THE REVENGE OF THE GUT….Back in 2001, the widely respected scholar John DiIulio spent about half a year in the George Bush White House as head of the Office of Faith-Based and Community Initiatives. Here’s what he told Ron Suskind about his experience:

In eight months, I heard many, many staff discussions, but not three meaningful, substantive policy discussions….The lack of even basic policy knowledge, and the only casual interest in knowing more, was somewhat breathtaking.

This weekend, six years after serving in the same White House at the same time as DiIulio, former Bush speechwriter David Frum finally decides that maybe DiIulio was right. What’s more, after listening to Ron Paul and Mike Huckabee burble confidently on about absurdities, he concludes that just maybe the entire conservative movement bears some blame for this state of affairs:

Many of us on the conservative side have fed this monster. (Rightly) aghast at the abuse of expertise by liberal judges, liberal bureaucrats and liberal academics, we have sometimes over-reacted by denying the importance of expertise altogether.

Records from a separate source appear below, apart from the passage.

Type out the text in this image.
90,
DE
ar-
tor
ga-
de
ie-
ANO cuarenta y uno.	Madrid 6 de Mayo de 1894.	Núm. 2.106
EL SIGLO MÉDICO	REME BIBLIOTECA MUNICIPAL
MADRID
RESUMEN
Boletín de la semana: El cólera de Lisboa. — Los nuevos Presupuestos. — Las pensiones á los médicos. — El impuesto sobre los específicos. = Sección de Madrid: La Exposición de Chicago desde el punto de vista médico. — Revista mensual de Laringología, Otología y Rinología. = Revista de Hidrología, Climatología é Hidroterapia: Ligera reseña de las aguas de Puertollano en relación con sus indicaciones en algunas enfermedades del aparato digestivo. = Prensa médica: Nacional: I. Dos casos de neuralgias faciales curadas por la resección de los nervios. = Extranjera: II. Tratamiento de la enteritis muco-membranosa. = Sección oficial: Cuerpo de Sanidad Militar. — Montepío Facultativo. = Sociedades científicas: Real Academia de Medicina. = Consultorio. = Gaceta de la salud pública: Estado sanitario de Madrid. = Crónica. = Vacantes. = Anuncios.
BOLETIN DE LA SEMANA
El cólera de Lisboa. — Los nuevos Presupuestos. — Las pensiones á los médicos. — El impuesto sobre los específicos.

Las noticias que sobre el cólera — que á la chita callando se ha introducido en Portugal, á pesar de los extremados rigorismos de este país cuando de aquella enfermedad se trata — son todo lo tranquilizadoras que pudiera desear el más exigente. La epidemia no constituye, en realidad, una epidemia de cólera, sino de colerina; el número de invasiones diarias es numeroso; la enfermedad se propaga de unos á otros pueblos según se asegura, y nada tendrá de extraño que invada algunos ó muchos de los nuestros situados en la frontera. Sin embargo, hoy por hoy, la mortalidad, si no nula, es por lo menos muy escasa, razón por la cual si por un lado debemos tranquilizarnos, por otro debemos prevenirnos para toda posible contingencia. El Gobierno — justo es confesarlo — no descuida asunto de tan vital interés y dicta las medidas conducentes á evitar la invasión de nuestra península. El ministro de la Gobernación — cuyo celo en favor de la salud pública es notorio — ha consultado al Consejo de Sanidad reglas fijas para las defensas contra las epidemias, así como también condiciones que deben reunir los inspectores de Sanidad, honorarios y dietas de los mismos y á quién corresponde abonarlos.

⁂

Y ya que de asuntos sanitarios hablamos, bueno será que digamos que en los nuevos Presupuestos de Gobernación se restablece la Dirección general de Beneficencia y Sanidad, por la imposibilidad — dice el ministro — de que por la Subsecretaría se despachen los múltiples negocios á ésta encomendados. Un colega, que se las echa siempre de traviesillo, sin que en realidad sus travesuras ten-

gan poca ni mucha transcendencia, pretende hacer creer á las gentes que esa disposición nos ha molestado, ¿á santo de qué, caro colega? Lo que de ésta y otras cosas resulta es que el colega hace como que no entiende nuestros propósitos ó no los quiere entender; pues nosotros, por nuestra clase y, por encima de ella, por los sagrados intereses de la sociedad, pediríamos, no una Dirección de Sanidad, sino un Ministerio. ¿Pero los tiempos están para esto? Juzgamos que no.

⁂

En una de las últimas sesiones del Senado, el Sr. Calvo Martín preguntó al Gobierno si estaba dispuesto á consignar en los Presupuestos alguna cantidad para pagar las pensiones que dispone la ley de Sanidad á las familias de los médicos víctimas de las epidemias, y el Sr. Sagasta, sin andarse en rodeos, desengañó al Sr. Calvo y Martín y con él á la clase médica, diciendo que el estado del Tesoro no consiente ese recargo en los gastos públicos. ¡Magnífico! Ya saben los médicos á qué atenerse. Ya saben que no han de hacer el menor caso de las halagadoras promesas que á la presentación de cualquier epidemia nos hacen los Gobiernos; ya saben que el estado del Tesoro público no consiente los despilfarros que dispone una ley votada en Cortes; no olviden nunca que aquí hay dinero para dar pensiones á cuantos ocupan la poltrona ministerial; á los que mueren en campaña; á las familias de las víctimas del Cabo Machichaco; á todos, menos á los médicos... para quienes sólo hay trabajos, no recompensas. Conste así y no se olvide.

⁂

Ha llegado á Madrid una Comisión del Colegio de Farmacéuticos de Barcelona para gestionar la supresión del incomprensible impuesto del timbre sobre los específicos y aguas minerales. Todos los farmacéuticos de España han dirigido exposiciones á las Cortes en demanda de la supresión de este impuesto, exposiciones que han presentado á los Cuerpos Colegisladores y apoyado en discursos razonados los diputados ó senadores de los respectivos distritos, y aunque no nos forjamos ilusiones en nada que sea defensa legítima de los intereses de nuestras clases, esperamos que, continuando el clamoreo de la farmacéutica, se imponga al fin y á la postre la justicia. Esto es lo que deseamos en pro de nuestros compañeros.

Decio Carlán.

….So now instead of holes in our souls, we conservatives are getting candidates with holes in their heads.

Here’s the lesson to learn: It’s always important to respect the values and principles of the voters. But politicians who want to deliver effective government and positive results have to care about more than values — and have to do more than check their guts. They need to study the problem, master the evidence, and face criticism.

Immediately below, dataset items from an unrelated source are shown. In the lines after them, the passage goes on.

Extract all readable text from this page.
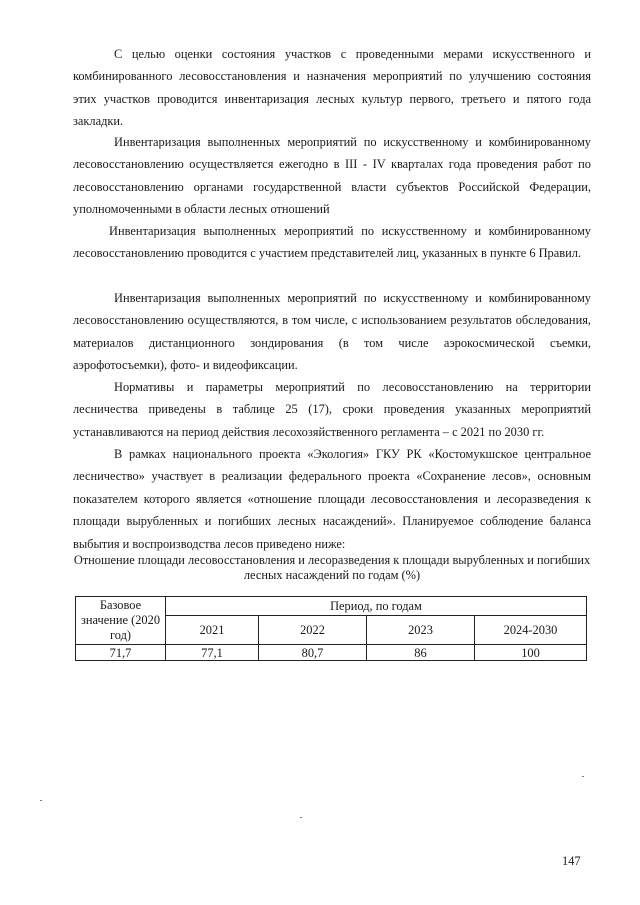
С целью оценки состояния участков с проведенными мерами искусственного и комбинированного лесовосстановления и назначения мероприятий по улучшению состояния этих участков проводится инвентаризация лесных культур первого, третьего и пятого года закладки.

Инвентаризация выполненных мероприятий по искусственному и комбинированному лесовосстановлению осуществляется ежегодно в III - IV кварталах года проведения работ по лесовосстановлению органами государственной власти субъектов Российской Федерации, уполномоченными в области лесных отношений

Инвентаризация выполненных мероприятий по искусственному и комбинированному лесовосстановлению проводится с участием представителей лиц, указанных в пункте 6 Правил.

Инвентаризация выполненных мероприятий по искусственному и комбинированному лесовосстановлению осуществляются, в том числе, с использованием результатов обследования, материалов дистанционного зондирования (в том числе аэрокосмической съемки, аэрофотосъемки), фото- и видеофиксации.

Нормативы и параметры мероприятий по лесовосстановлению на территории лесничества приведены в таблице 25 (17), сроки проведения указанных мероприятий устанавливаются на период действия лесохозяйственного регламента – с 2021 по 2030 гг.

В рамках национального проекта «Экология» ГКУ РК «Костомукшское центральное лесничество» участвует в реализации федерального проекта «Сохранение лесов», основным показателем которого является «отношение площади лесовосстановления и лесоразведения к площади вырубленных и погибших лесных насаждений». Планируемое соблюдение баланса выбытия и воспроизводства лесов приведено ниже:

Отношение площади лесовосстановления и лесоразведения к площади вырубленных и погибших лесных насаждений по годам (%)
Базовое значение (2020 год)	Период, по годам			
	2021	2022	2023	2024-2030
71,7	77,1	80,7	86	100
147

Welcome back to the reality-based community, Mr. Frum. Good luck reining in the beast you and your colleagues have spent the past three decades unchaining.

Via Andrew Sullivan.

UPDATE: Ross Douthat wonders why Frum only mentions Huckabee and Paul:

If you’re going to be hard on the current crop of Republican candidates for making bogus claims about public policy, it seems awfully unfair to leave out the candidate given to running ads in which he announces: “I know that reducing taxes produces more revenue. The Democrats don’t know that. They don’t believe that.” (They don’t believe it, of course, because in the current fiscal landscape you can’t find a serious conservative economist who thinks it’s true.)

….If you’re looking for cases where the Right’s anti-elitism has shaded into outright anti-intellectualism — for cases where, in Frum’s words, a GOP politician has deliberately failed to “study the problem, master the evidence, and face criticism” — Giuliani’s frequent channeling of Larry Kudlow seems like at least as telling an example as anything Mike Huckabee and Ron Paul are peddling.

He’s right. The Fair Tax and the gold standard are crank ideas that, while they tell us something about the candidates who support them, will never actually become public policy. “Tax cuts increase revenue,” on the other hand, not only tells us something about Giuliani, but about the entire modern Republican Party apparatus. I imagine that’s why Frum didn’t include it.